Figure 4. — Sp1 or Sp3 silencing affects cell growth and colony formation in colon cancer cells. A) Effect of Sp1 or Sp3 silencing on cell proliferation. HCT116 cells (1×10⁴) with or without Sp1 or Sp3 KD were seeded and the cell numbers were counted every day for 5 d (means±se). *P < 0.05, **P < 0.01 vs. negative control; Student's t test. B) Sp1 or Sp3 KD increases histone acetylation on the p21 promoter. HCT116 cells with Sp1 or Sp3 KD were carried out in ChIP assays by using anti-acetyl-H3 antibody. The resulting DNA was subjected to real-time PCR to amplify the promoter region of the p21 gene; 3′ UTR was used as a negative control. Results are presented as means ± se. *P < 0.05 vs. negative control; Student's t test. C) Clonogenic assay on the formation of cell colonies. HCT116 cells (1×10³) with various KD or inhibitor treatments were seeded in 5 cm dishes. Colonies were photographed after 14 d. D) Percentage of colonies grown in clonogenic assay compared with control cells. *P < 0.05 vs. untreated control; Student's t test. E) Soft agar assay on the formation of cell colonies. HCT116 cells (1×10⁴) with various KD or inhibitor treatments were seeded in 5 cm dishes. Colonies were photographed after 14 d. F) Percentage of colonies grown in soft agar compared with control cells. *P < 0.05 vs. untreated control; Student's t test. All experiments were repeated ≥3 times.

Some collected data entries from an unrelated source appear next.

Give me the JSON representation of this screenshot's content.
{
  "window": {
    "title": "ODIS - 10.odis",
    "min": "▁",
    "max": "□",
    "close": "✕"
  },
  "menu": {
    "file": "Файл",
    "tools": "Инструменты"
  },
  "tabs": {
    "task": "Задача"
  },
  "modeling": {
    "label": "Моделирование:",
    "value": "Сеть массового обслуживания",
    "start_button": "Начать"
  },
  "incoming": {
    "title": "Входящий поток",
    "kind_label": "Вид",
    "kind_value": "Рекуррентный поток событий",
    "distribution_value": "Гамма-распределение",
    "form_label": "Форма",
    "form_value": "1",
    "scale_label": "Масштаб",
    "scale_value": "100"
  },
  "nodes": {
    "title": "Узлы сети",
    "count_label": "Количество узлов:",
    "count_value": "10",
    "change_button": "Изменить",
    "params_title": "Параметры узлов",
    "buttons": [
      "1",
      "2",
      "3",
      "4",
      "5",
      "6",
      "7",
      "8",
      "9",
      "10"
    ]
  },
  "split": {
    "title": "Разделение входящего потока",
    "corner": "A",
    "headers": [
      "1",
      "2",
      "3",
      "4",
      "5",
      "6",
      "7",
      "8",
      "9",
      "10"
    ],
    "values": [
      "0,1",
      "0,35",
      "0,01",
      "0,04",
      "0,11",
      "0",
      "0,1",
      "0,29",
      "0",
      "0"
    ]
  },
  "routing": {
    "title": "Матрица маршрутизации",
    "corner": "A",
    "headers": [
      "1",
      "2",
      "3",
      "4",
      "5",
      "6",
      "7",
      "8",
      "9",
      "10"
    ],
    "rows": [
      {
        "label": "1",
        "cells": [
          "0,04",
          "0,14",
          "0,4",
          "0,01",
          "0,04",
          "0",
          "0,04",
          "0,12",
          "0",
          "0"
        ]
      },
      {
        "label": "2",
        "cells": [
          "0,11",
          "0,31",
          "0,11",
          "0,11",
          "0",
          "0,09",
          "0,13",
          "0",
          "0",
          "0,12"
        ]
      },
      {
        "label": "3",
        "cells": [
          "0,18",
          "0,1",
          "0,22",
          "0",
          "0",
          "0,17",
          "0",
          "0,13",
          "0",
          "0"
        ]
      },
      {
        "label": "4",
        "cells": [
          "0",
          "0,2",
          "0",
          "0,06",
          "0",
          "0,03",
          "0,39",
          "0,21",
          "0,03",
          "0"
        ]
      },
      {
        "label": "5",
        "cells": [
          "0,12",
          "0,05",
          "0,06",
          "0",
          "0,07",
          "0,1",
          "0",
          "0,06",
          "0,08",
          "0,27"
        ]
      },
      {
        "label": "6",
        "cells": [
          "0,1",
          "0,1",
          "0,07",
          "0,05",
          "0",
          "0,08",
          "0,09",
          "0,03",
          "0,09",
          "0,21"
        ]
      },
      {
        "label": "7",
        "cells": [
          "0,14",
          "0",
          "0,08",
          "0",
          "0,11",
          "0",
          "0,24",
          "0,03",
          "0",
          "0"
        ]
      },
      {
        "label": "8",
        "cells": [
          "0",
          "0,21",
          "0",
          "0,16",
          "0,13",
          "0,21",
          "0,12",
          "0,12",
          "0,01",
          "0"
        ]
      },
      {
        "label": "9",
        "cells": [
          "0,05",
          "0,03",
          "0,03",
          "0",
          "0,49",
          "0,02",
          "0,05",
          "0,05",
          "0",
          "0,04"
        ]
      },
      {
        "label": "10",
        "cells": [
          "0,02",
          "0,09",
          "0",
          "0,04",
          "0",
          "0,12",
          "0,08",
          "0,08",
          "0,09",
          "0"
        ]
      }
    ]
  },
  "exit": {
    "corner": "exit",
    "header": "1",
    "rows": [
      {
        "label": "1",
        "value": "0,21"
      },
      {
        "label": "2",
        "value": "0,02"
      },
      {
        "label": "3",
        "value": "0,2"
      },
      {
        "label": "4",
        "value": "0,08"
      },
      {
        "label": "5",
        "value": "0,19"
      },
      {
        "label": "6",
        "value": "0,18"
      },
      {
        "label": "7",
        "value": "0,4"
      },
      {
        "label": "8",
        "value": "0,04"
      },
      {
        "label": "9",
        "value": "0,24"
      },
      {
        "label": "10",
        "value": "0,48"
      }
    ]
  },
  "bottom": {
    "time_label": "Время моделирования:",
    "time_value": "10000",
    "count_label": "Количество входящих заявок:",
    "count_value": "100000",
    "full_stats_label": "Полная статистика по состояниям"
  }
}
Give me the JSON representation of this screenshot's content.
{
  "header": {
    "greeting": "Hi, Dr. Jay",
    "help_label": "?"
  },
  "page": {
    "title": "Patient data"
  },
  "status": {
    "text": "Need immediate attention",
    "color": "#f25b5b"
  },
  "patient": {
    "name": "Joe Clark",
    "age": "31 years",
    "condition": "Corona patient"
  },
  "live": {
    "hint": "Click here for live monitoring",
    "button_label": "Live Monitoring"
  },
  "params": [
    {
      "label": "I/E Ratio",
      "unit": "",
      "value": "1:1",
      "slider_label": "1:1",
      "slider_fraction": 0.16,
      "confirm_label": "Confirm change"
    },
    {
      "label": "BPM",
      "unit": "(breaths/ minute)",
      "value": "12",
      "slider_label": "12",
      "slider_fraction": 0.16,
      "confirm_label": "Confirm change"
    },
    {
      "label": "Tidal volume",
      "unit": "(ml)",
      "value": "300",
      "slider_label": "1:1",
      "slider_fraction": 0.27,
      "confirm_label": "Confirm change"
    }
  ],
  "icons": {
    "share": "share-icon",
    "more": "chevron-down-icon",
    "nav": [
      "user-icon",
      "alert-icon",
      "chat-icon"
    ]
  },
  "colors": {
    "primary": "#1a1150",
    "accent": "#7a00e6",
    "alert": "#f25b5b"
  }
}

Sp1 KD reduces the active mark and affects the recruitment of epigenetic cofactors at the HDAC1 promoter but less effectively at the HDAC2 promoter

Previous studies showed that epigenetic modifiers, such as p300 and HDAC1, are associated with Sp1 and are recruited to the target gene promoter/enhancer by Sp1 (36, 42 –44). We therefore investigated whether KD of Sp1 affects epigenetic cofactor recruitment on the HDAC1 promoter. Sp1 KD does not affect cellular p300 protein levels (Fig. 5A). However, it affects p300 recruitment on the HDAC1 promoter (Fig. 5B). Therefore, although Sp1 KD increase histone H3 acetylation globally (Fig. 3A), Histone H3 acetylation level at HDAC1 promoter is decreased (Fig. 5C). Sp1 KD affects HDAC1 recruitment to its own promoter (Fig. 5D), presumably due to the reduction of HDAC1 levels in Sp1 KD cells (Fig. 3A). Since Sp1 KD represses HDAC1 gene expression, we anticipate that it will also affect other active chromatin markers, such as H3K4 trimethylation, at the HDAC1 promoter. The results show that indeed, H3K4 trimethylation decreases ∼50% after Sp1 KD (Fig. 5E). We then examined whether the enzymes that catalyzes the modification is also reduced. ChIP assay shows that SET1, which specifically catalyzes H3K4 methylation, is present at the HDAC1 promoter and its recruitment is significantly reduced after Sp1 KD (Fig. 5F). This suggests that Sp1 can recruit SET1 to the HDAC1 promoter. To determine whether Sp1 can interact with SET1, immunoprecipitation was performed in HCT116 nuclear extracts. Sp1 interacts with SET1. In addition, both RbBp5 and Ash2L, the core components of SET1 complexes, can also interact with Sp1 (Fig. 5G). These results indicate that overexpressed Sp1 in colon cancer cells activate HDAC1 expression by directly recruiting epigenetic coactivators, such as p300 and SET1 complex.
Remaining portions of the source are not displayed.